Гипсовые руки Батуми

Гипсовые руки Батуми

Лика фотографировала скульптуру «Али и Нино» — ту самую, на бульваре, два металлических силуэта, которые каждый вечер движутся навстречу друг другу, проходят сквозь и расходятся. Вечная встреча, вечная потеря. Банально? Может быть. Но в двенадцатом часу ночи, когда бульвар пустеет и море бормочет что-то невнятное в темноту, эта штуковина пробирает до костей.

И тут рядом встал человек.

Женщина. Высокая. Тонкая — не худая, а именно тонкая, как стебель. Черные волосы до лопаток. Профиль такой, что хотелось немедленно поднять камеру и щелкнуть. Лика не подняла. Постеснялась. (Она вообще-то фотограф, ей по профессии положено не стесняться, но — тут было что-то другое.)

Женщина смотрела на скульптуру.

— Грустно, да? — сказала она. По-русски. С акцентом — легким, грузинским, мелодичным.

Лика кивнула.

— Нана, — сказала женщина и протянула руку. Узкая ладонь, длинные пальцы, прохладная кожа. Март в Батуми — это плюс четырнадцать и ветер с моря, соленый, настырный.

Они пошли вдоль бульвара. Лика приехала на три дня — фотопроект для московского журнала, что-то про «новый Батуми», стеклянные башни, казино, велодорожки. Ерунда. Настоящий Батуми — он не в башнях. Он в старых дворах за улицей Горгиладзе, где белье сохнет между балконами и бабушки пьют кофе по-турецки с кардамоном на пластиковых стульях. В переулках возле площади Пьяцца — Пьяцца! в Батуми! — где мозаичные стены и запах хачапури по-аджарски из каждой второй двери.

Нана знала город наизнанку. Вела Лику темными проходами, мимо облезлых фасадов с кованными балконами (один вот-вот рухнет, другой — увит глицинией, спящей до апреля), мимо крошечного бара «Пиросмани» на Мемеда Абашидзе, где наливают чачу из пыльных бутылок и ставят Земфиру на колонке, мимо порта, где краны стоят как уснувшие жирафы.

— Ты тут живешь? — спросила Лика.

— Сложный вопрос.

— Почему сложный?

Нана повернулась. Улыбнулась. И у Лики перехватило горло — не от страха, не от холода, а от чего-то третьего, для чего у нее не было слова.
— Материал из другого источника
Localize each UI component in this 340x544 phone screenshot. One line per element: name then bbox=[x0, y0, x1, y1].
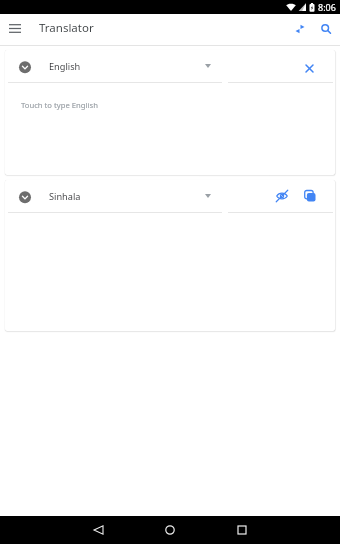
button[interactable]: Sinhala bbox=[5, 180, 222, 212]
button[interactable]: Back bbox=[84, 516, 112, 544]
button[interactable]: Search bbox=[312, 13, 340, 45]
staticText: Translator bbox=[39, 20, 94, 36]
button[interactable]: Recent apps bbox=[228, 516, 256, 544]
button[interactable]: Open navigation menu bbox=[0, 12, 30, 44]
button[interactable]: Compare translations bbox=[286, 13, 314, 45]
staticText: English bbox=[49, 60, 81, 73]
staticText: 8:06 bbox=[318, 1, 336, 13]
button[interactable]: Copy translation bbox=[296, 180, 324, 212]
button[interactable]: Hide translation bbox=[268, 180, 296, 212]
staticText: Touch to type English bbox=[21, 100, 98, 110]
button[interactable]: Home bbox=[156, 516, 184, 544]
button[interactable]: Touch to type English bbox=[5, 83, 335, 175]
staticText: Sinhala bbox=[49, 190, 81, 203]
button[interactable]: Clear text bbox=[295, 52, 323, 84]
button[interactable]: English bbox=[5, 50, 222, 82]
Нана была красива. Невозможно. Неправдоподобно. Словно кто-то собрал лицо из осколков всех красивых лиц, которые Лика видела, и сложил без единого шва.

— Я здесь давно, — сказала Нана. — Очень.

Они начали встречаться каждый вечер.

Лика забросила проект. Редактор звонил, она сбрасывала. Бродили по ночному Батуми — от Ботанического сада (вход ночью закрыт, но Нана знала дыру в заборе) до маяка, который моргал в темноту красным глазом, медленно и устало. Лика фотографировала Нану.

Вот тут — странность.

На фотографиях Нана выходила... не так. Размытее. Нет, фокус был на месте, выдержка правильная, ISO — все как надо. Но что-то. Лика пялилась на снимки часами. Живая Нана — сияла. Нана на экране — как будто тускнела. Как будто камера видела то, что глаз отказывался замечать.

Морщинки?

Да нет. Нет. Не морщинки. Что-то в текстуре кожи. Что-то в том, как свет ложился на скулы. Как будто лицо — маска. Тончайшая, безупречная, но маска. Гипсовый слепок поверх чего-то...

Другого.

Лика тряхнула головой. Бред. Она просто устала. Море, вино, бессонные прогулки — организм протестует, мозг рисует ерунду.

Но.

Однажды — четвертый вечер, набережная, ветер — Нана взяла ее за руку. Просто так. На ходу. Пальцы переплелись; у Лики по руке прошел ток, дурацкий, как в подростковом кино, и она рассмеялась от неловкости, а Нана — нет.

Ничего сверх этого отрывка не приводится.